🤖 AI Summary
This study investigates whether the Top Trading Cycles (TTC) mechanism can consistently achieve both efficiency and fairness in large markets, with particular attention to whether its reliance on priority structures diminishes as market size grows. Leveraging random matching theory, asymptotic analysis, and comparative mechanism design under standard assumptions of random preferences and priorities, the paper establishes—for the first time—that as market size tends to infinity, the influence of priorities in TTC asymptotically vanishes. Consequently, the allocation outcome of TTC becomes asymptotically equivalent to that of Random Serial Dictatorship—a mechanism that entirely disregards priorities—in terms of the incidence of justified envy.

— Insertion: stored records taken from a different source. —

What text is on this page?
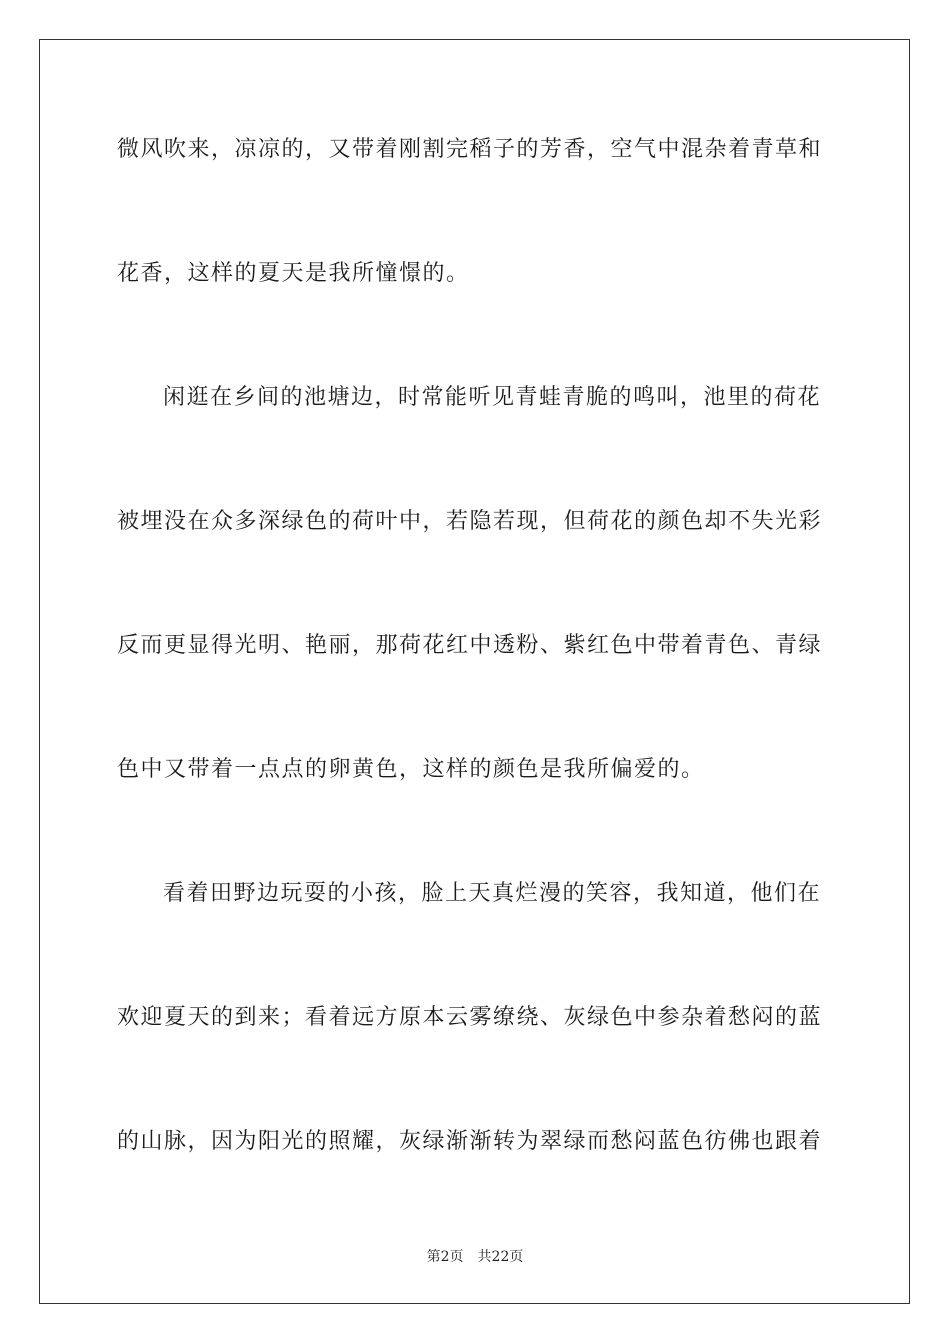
微风吹来，凉凉的，又带着刚割完稻子的芳香，空气中混杂着青草和
花香，这样的夏天是我所憧憬的。
闲逛在乡间的池塘边，时常能听见青蛙青脆的鸣叫，池里的荷花
被埋没在众多深绿色的荷叶中，若隐若现，但荷花的颜色却不失光彩
反而更显得光明、艳丽，那荷花红中透粉、紫红色中带着青色、青绿
色中又带着一点点的卵黄色，这样的颜色是我所偏爱的。
看着田野边玩耍的小孩，脸上天真烂漫的笑容，我知道，他们在
欢迎夏天的到来；看着远方原本云雾缭绕、灰绿色中参杂着愁闷的蓝
的山脉，因为阳光的照耀，灰绿渐渐转为翠绿而愁闷蓝色彷佛也跟着
第2页 共22页
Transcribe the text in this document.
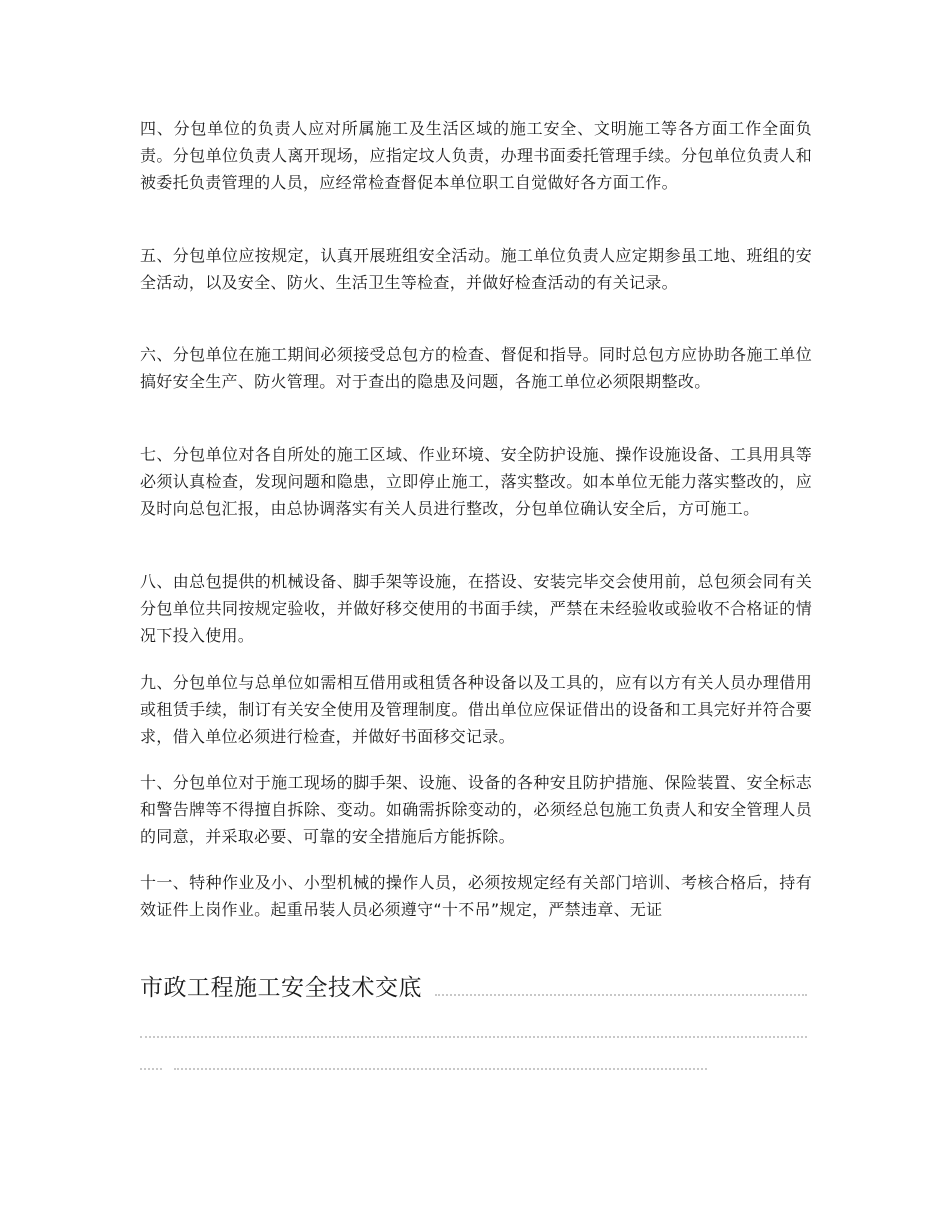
四、分包单位的负责人应对所属施工及生活区域的施工安全、文明施工等各方面工作全面负责。分包单位负责人离开现场，应指定坟人负责，办理书面委托管理手续。分包单位负责人和被委托负责管理的人员，应经常检查督促本单位职工自觉做好各方面工作。

五、分包单位应按规定，认真开展班组安全活动。施工单位负责人应定期参虽工地、班组的安全活动，以及安全、防火、生活卫生等检查，并做好检查活动的有关记录。

六、分包单位在施工期间必须接受总包方的检查、督促和指导。同时总包方应协助各施工单位搞好安全生产、防火管理。对于查出的隐患及问题，各施工单位必须限期整改。

七、分包单位对各自所处的施工区域、作业环境、安全防护设施、操作设施设备、工具用具等必须认真检查，发现问题和隐患，立即停止施工，落实整改。如本单位无能力落实整改的，应及时向总包汇报，由总协调落实有关人员进行整改，分包单位确认安全后，方可施工。

八、由总包提供的机械设备、脚手架等设施，在搭设、安装完毕交会使用前，总包须会同有关分包单位共同按规定验收，并做好移交使用的书面手续，严禁在未经验收或验收不合格证的情况下投入使用。

九、分包单位与总单位如需相互借用或租赁各种设备以及工具的，应有以方有关人员办理借用或租赁手续，制订有关安全使用及管理制度。借出单位应保证借出的设备和工具完好并符合要求，借入单位必须进行检查，并做好书面移交记录。

十、分包单位对于施工现场的脚手架、设施、设备的各种安且防护措施、保险装置、安全标志和警告牌等不得擅自拆除、变动。如确需拆除变动的，必须经总包施工负责人和安全管理人员的同意，并采取必要、可靠的安全措施后方能拆除。

十一、特种作业及小、小型机械的操作人员，必须按规定经有关部门培训、考核合格后，持有效证件上岗作业。起重吊装人员必须遵守“十不吊”规定，严禁违章、无证

市政工程施工安全技术交底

This result challenges the conventional view that TTC effectively balances fairness and efficiency in practical applications.
📝 Abstract
Top Trading Cycles (TTC) is Pareto efficient and strategy-proof and explicitly uses agents' priorities. Although TTC favors higher-priority agents in each round, we show that this priority advantage vanishes as the market grows large under a canonical random model of preferences and priorities. In the limit, TTC produces assignments with virtually the same incidence of justified envy as Random Serial Dictatorship (RSD) -- a mechanism entirely blind to priorities. This stark asymptotic equivalence implies that TTC effectively fails to satisfy standard fairness criteria in large markets, casting significant doubt on its practical appeal for balancing efficiency and fairness.